Is there a significant divide between international and Singaporean students?

Is there a significant divide between international and Singaporean students?

At first, I definitely think there is a cultural gap between Singaporean and non-Singaporean students, even more so for students that are not from East/Southeast Asia. There are a lot of specifics about Singaporean life that local students may take for granted. Also, it will take some time before you can understand Singlish (Singaporean English). Adjustments like these always have to be made when you move somewhere.

If it helps, I think Yale-NUS is much easier to get used to for internationals than other places in Singapore, because the community is so much more diverse in general than NUS or NTU. Moreover, my experience has been that Singaporean students are very, very patient and helpful about whatever gaps in your knowledge you may have. Local students are quite eager to introduce others to local cuisine, cultural practices, and common slang. They are even willing to show you around town: both popular and lesser-known spots for food, shopping, or just cool places that they like to visit.

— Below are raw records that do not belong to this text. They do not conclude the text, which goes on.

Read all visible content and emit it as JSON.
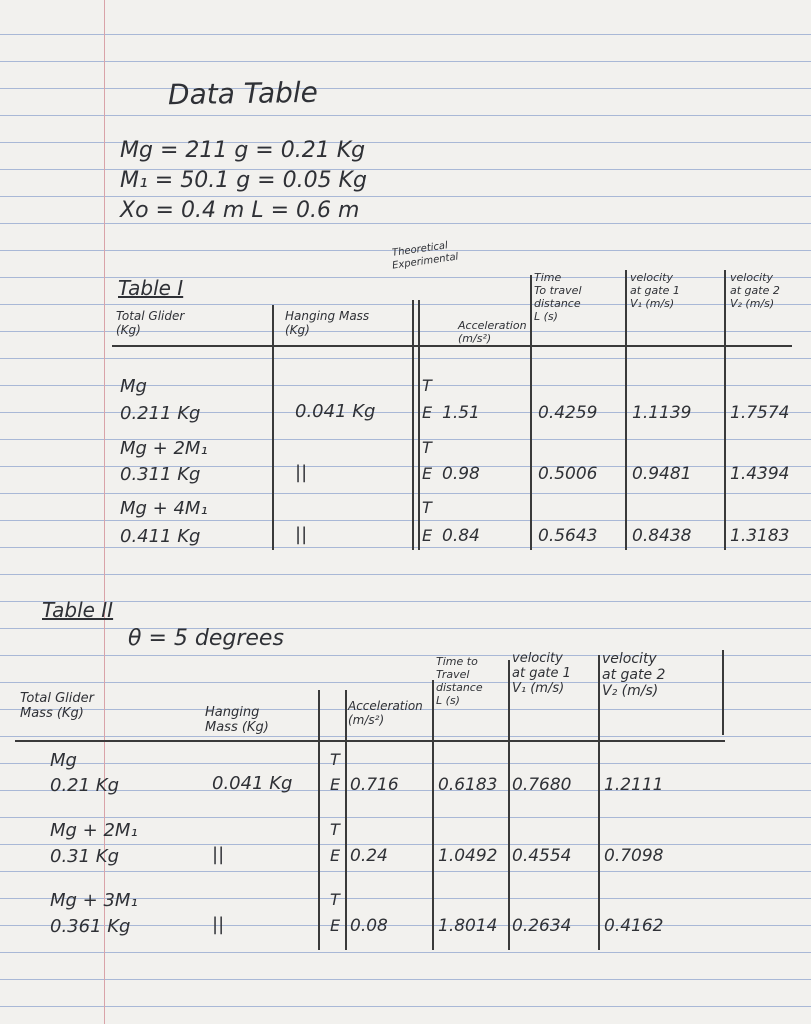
{
  "title": "Data Table",
  "givens": [
    "Mg = 211 g = 0.21 Kg",
    "M₁ = 50.1 g = 0.05 Kg",
    "Xo = 0.4 m   L = 0.6 m"
  ],
  "table1": {
    "label": "Table I",
    "headers": [
      [
        "Total Glider",
        "(Kg)"
      ],
      [
        "Hanging Mass",
        "(Kg)"
      ],
      [
        "Theoretical",
        "Experimental"
      ],
      [
        "Acceleration",
        "(m/s²)"
      ],
      [
        "Time",
        "To travel",
        "distance",
        "L (s)"
      ],
      [
        "velocity",
        "at gate 1",
        "V₁ (m/s)"
      ],
      [
        "velocity",
        "at gate 2",
        "V₂ (m/s)"
      ]
    ],
    "rows": [
      {
        "glider": [
          "Mg",
          "0.211 Kg"
        ],
        "hanging": "0.041 Kg",
        "t": "T",
        "e": "E",
        "acceleration": "1.51",
        "time": "0.4259",
        "v1": "1.1139",
        "v2": "1.7574"
      },
      {
        "glider": [
          "Mg + 2M₁",
          "0.311 Kg"
        ],
        "hanging": "||",
        "t": "T",
        "e": "E",
        "acceleration": "0.98",
        "time": "0.5006",
        "v1": "0.9481",
        "v2": "1.4394"
      },
      {
        "glider": [
          "Mg + 4M₁",
          "0.411 Kg"
        ],
        "hanging": "||",
        "t": "T",
        "e": "E",
        "acceleration": "0.84",
        "time": "0.5643",
        "v1": "0.8438",
        "v2": "1.3183"
      }
    ]
  },
  "table2": {
    "label": "Table II",
    "angle": "θ = 5 degrees",
    "headers": [
      [
        "Total Glider",
        "Mass (Kg)"
      ],
      [
        "Hanging",
        "Mass (Kg)"
      ],
      [
        "Acceleration",
        "(m/s²)"
      ],
      [
        "Time to",
        "Travel",
        "distance",
        "L (s)"
      ],
      [
        "velocity",
        "at gate 1",
        "V₁ (m/s)"
      ],
      [
        "velocity",
        "at gate 2",
        "V₂ (m/s)"
      ]
    ],
    "rows": [
      {
        "glider": [
          "Mg",
          "0.21 Kg"
        ],
        "hanging": "0.041 Kg",
        "t": "T",
        "e": "E",
        "acceleration": "0.716",
        "time": "0.6183",
        "v1": "0.7680",
        "v2": "1.2111"
      },
      {
        "glider": [
          "Mg + 2M₁",
          "0.31 Kg"
        ],
        "hanging": "||",
        "t": "T",
        "e": "E",
        "acceleration": "0.24",
        "time": "1.0492",
        "v1": "0.4554",
        "v2": "0.7098"
      },
      {
        "glider": [
          "Mg + 3M₁",
          "0.361 Kg"
        ],
        "hanging": "||",
        "t": "T",
        "e": "E",
        "acceleration": "0.08",
        "time": "1.8014",
        "v1": "0.2634",
        "v2": "0.4162"
      }
    ]
  }
}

My Singaporean friends have also been nice enough to invite me over to their homes for dinner and the like.

Of course, some students feel more comfortable hanging out with people of similar backgrounds, especially at first. But I personally don’t feel like things of that nature remain a significant barrier. At first, it might seem like you are quite different from Singaporeans, but within a few weeks I guarantee that the national boundaries will become less important and you will basically spend time with people that share your values or interests (or that you get along with in general) rather than thinking about it on a Singaporean/non-Singaporean level. Things like your DF group, classes, and whatever extracurriculars you are in are all great opportunities to meet people, the latter especially for people who might be passionate about the same things as you are.

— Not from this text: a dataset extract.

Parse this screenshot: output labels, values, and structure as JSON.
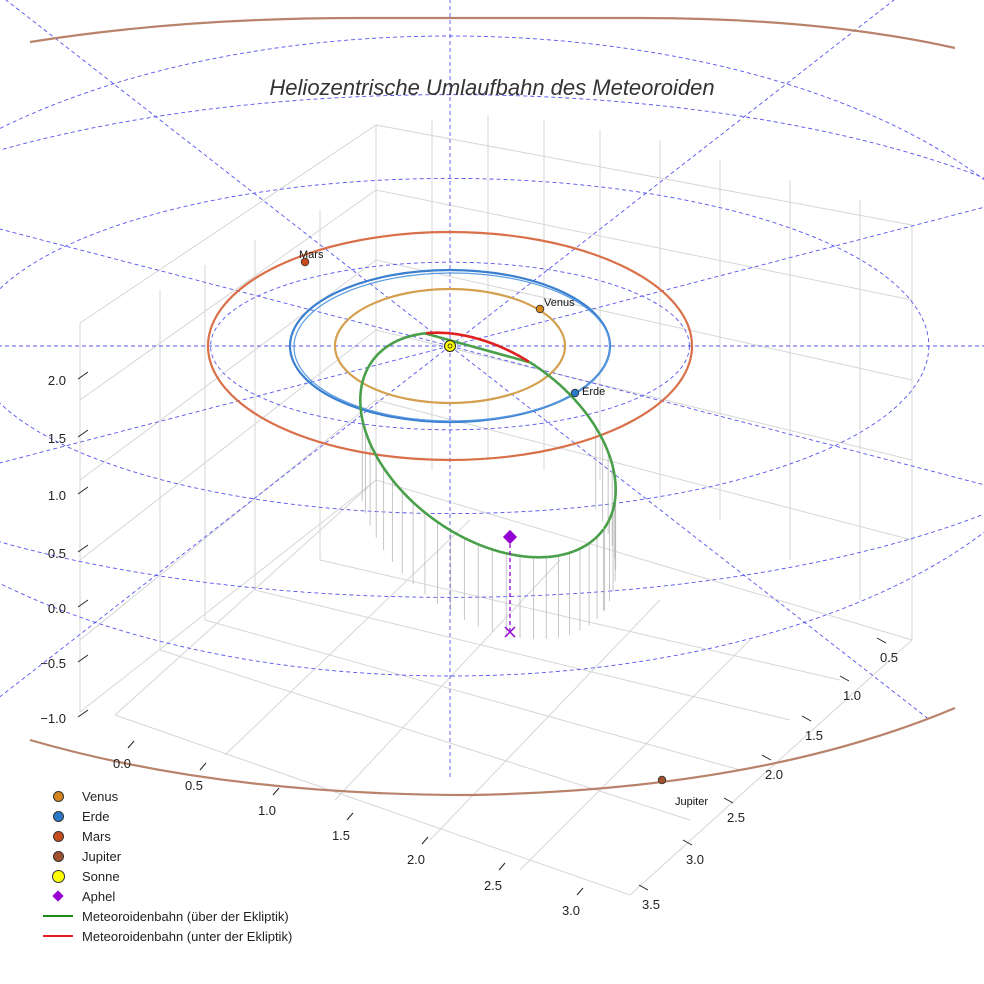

In fact, the only (national) factor of some significance I have noticed is an actual linguistic gap. Particularly for second or third-language English speakers, it can be quite tiring at first to talk to so many people in English (and all the time). So in this respect, it is nice to have someone with whom you can converse with ease. Depending on what you speak, there might not be a lot of freshmen who can converse with you, so perhaps you can make friends with some upperclassmen. But in general, I think a pretty wide range of languages is represented at YNC.